Still, my first attempt was a learning experience. I realized that if teachers were to get on board, I’d have to make it concrete. I had another attempt to share Connected Learning with Rhode Island teachers at the Highlander Institute’s Blended Learning Conference. I reached out to Christina Cantrill for permission to use an example from Teaching in the Connected Learning Classroom and she was kind enough to oblige. The first example was Larissa Pahomov’s 2Fer project where students wrote two-page position papers that were peer reviewed in Google Docs and then shared publicly on a website.

I also showed a video from the Institute of Play showing students designing their own TED talks.

 

This audience was far more receptive than my first and the iPad cameras came out when the Connected Learning Infographic slide popped up.

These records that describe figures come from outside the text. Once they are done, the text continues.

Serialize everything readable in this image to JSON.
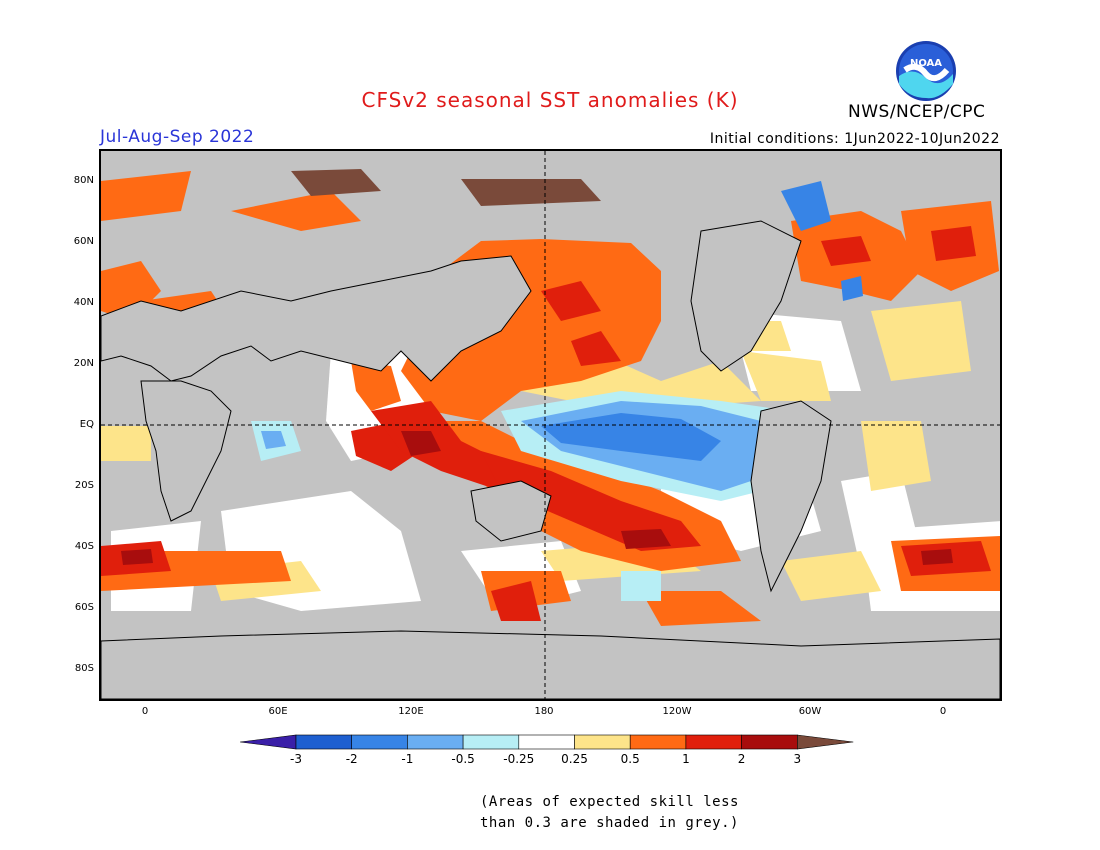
{
  "title": "CFSv2 seasonal SST anomalies (K)",
  "season": "Jul-Aug-Sep 2022",
  "initial_conditions": "Initial conditions: 1Jun2022-10Jun2022",
  "agency": "NWS/NCEP/CPC",
  "logo_text": "NOAA",
  "lat_labels": [
    "80N",
    "60N",
    "40N",
    "20N",
    "EQ",
    "20S",
    "40S",
    "60S",
    "80S"
  ],
  "lon_labels": [
    "0",
    "60E",
    "120E",
    "180",
    "120W",
    "60W",
    "0"
  ],
  "colorbar": {
    "ticks": [
      "-3",
      "-2",
      "-1",
      "-0.5",
      "-0.25",
      "0.25",
      "0.5",
      "1",
      "2",
      "3"
    ],
    "colors": [
      "#3a1fa8",
      "#1e5fd0",
      "#3784e6",
      "#6aaef2",
      "#b7eef5",
      "#ffffff",
      "#fde48a",
      "#ff6a14",
      "#e01f0c",
      "#a80d0d",
      "#7a4a3a"
    ]
  },
  "note_lines": [
    "(Areas of expected skill less",
    "than 0.3 are shaded in grey.)"
  ]
}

However, the discussion segment of the presentation became bogged down when several teachers expressed frustration with the lack of technology in their schools. While I explained that Connected Learning was supported, not driven, by technology, some could not get past the notion that their lack of computers or wifi would limit the implementation of Connected Learning.

A little less than a week from now, I’m going to get another chance to share the Connected Learning framework with teachers, this time at the University of Rhode Island Summer Institute in Digital Literacy. Institute participants not only attend presentations on DL hot topics and tools, but also use them to design a project to be implemented their classrooms or places of work during the fall. I’ve learned from my previous experiences to make the Connected Learning framework as concrete ad possible and, as John Seely Brown advises, focus on the learning around the tech, rather than the tech itself. One goal of the presentation is to do some recruiting for the CLMOOC community, which has shown me different ways to put ideas of Connected Learning into practice. Kevin Hodgson gave me the great suggestion of having participants engage Make Concept, such as creating a Wiki Stix avatars of themselves. However, it’s a challenge to truly help someone understand Connected Learning in a mere 30 minutes.

While I’ve already designed my talk for Tuesday, I’m one to tinker. My hope is that this blog post is the beginning of a conversation between connected teachers and learners.  When you talk to fellow teachers about connected learning, what do you share with your colleagues?  How can we get our peers to re-think about how we design learning experiences?